Up until today, internet service providers have advertised their top speeds, so long as at least 10 percent of its user base could achieve the displayed “up to” peak download speed. Enforcing strict new rules that were announced last year, ISPs will now have to shake up their advertisement practices, catering to a much larger portion of its customers.
The Advertising Standards Authority (ASA) and the Committees of Advertising Practice (CAP) revealed the changes in November 2017, which ditches “up to” entirely in favour of a collected average achieved by at least 50 percent of customers during peak times, from 8pm to 10pm.
“From today, consumers will see a difference in broadband ads that make claims about speed as this new, tougher, standard is enforced,” assures ASA chief executive Guy Parker. “We’ll be making sure consumers aren’t misled by speed claims in ads, not least because choosing the right broadband deal has become such an important part of running a household or business.”

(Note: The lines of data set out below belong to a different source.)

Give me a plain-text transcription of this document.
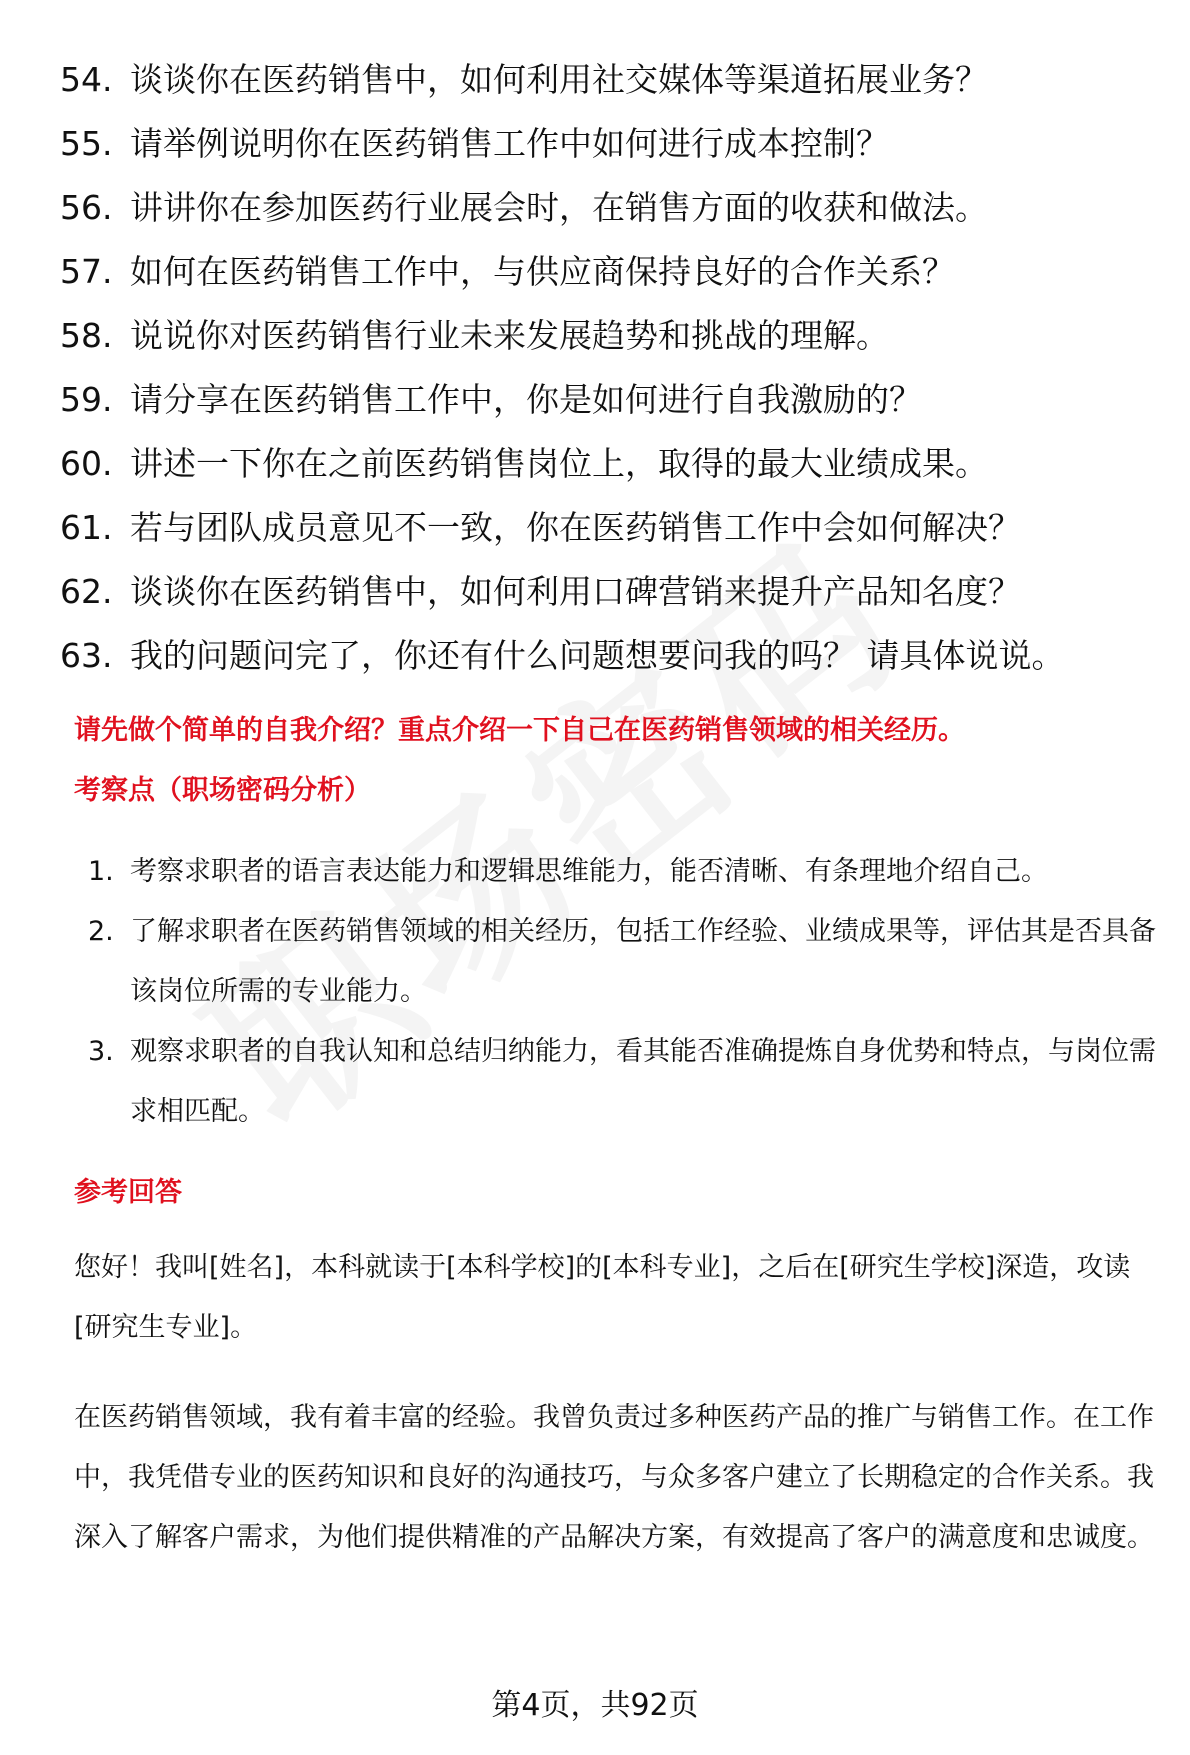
54. 谈谈你在医药销售中，如何利用社交媒体等渠道拓展业务？
55. 请举例说明你在医药销售工作中如何进行成本控制？
56. 讲讲你在参加医药行业展会时，在销售方面的收获和做法。
57. 如何在医药销售工作中，与供应商保持良好的合作关系？
58. 说说你对医药销售行业未来发展趋势和挑战的理解。
59. 请分享在医药销售工作中，你是如何进行自我激励的？
60. 讲述一下你在之前医药销售岗位上，取得的最大业绩成果。
61. 若与团队成员意见不一致，你在医药销售工作中会如何解决？
62. 谈谈你在医药销售中，如何利用口碑营销来提升产品知名度？
63. 我的问题问完了，你还有什么问题想要问我的吗？ 请具体说说。
请先做个简单的自我介绍？重点介绍一下自己在医药销售领域的相关经历。
考察点（职场密码分析）
1. 考察求职者的语言表达能力和逻辑思维能力，能否清晰、有条理地介绍自己。
2. 了解求职者在医药销售领域的相关经历，包括工作经验、业绩成果等，评估其是否具备该岗位所需的专业能力。
3. 观察求职者的自我认知和总结归纳能力，看其能否准确提炼自身优势和特点，与岗位需求相匹配。
参考回答

您好！我叫[姓名]，本科就读于[本科学校]的[本科专业]，之后在[研究生学校]深造，攻读[研究生专业]。

在医药销售领域，我有着丰富的经验。我曾负责过多种医药产品的推广与销售工作。在工作中，我凭借专业的医药知识和良好的沟通技巧，与众多客户建立了长期稳定的合作关系。我深入了解客户需求，为他们提供精准的产品解决方案，有效提高了客户的满意度和忠诚度。

第4页，共92页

While it isn’t a requirement of the newly enforced rules, CAP is also pushing ISPs to be as transparent as possible by recommending they urge their customers to use speed-checking facilities such as their own tools or Ookla’s SpeedTest.
“These changes will mean that broadband providers will no longer be able to entice customers with unrealistic adverts promising speeds that most of their customers may never get,” adds Which? managing director of home services Alex Neill, stating that it will “be watching closely to make sure providers are finally living up to their promises.”
Ofcom shares a similar sentiment with consumer group director Lindsey Fussell stating that “these new rules will make a real difference in closing the gap between what broadband shoppers expect and what they actually receive. We’re also making sure broadband providers give people better information upfront, as well as giving customers the right to leave their contract penalty free if their provider fails to deliver the speeds they promised.”
Unfortunately, not everyone shares the same sentiment, with some claiming that the new system will cause confusion among customers and offer new windows for ISPs to abuse the system to appear faster than competitors. This, however, ignores that much of rural UK still suffers from significantly lower speeds than their city counterparts, meaning that the new system will still be beneficial for the majority.
KitGuru Says: I’ve long thought that “up to” speeds were entirely misleading, particularly when the majority of the population isn’t in tune with technology and its accompanying terminology. The new rules should hopefully be better for the everyday person when shopping around to the best internet in their area.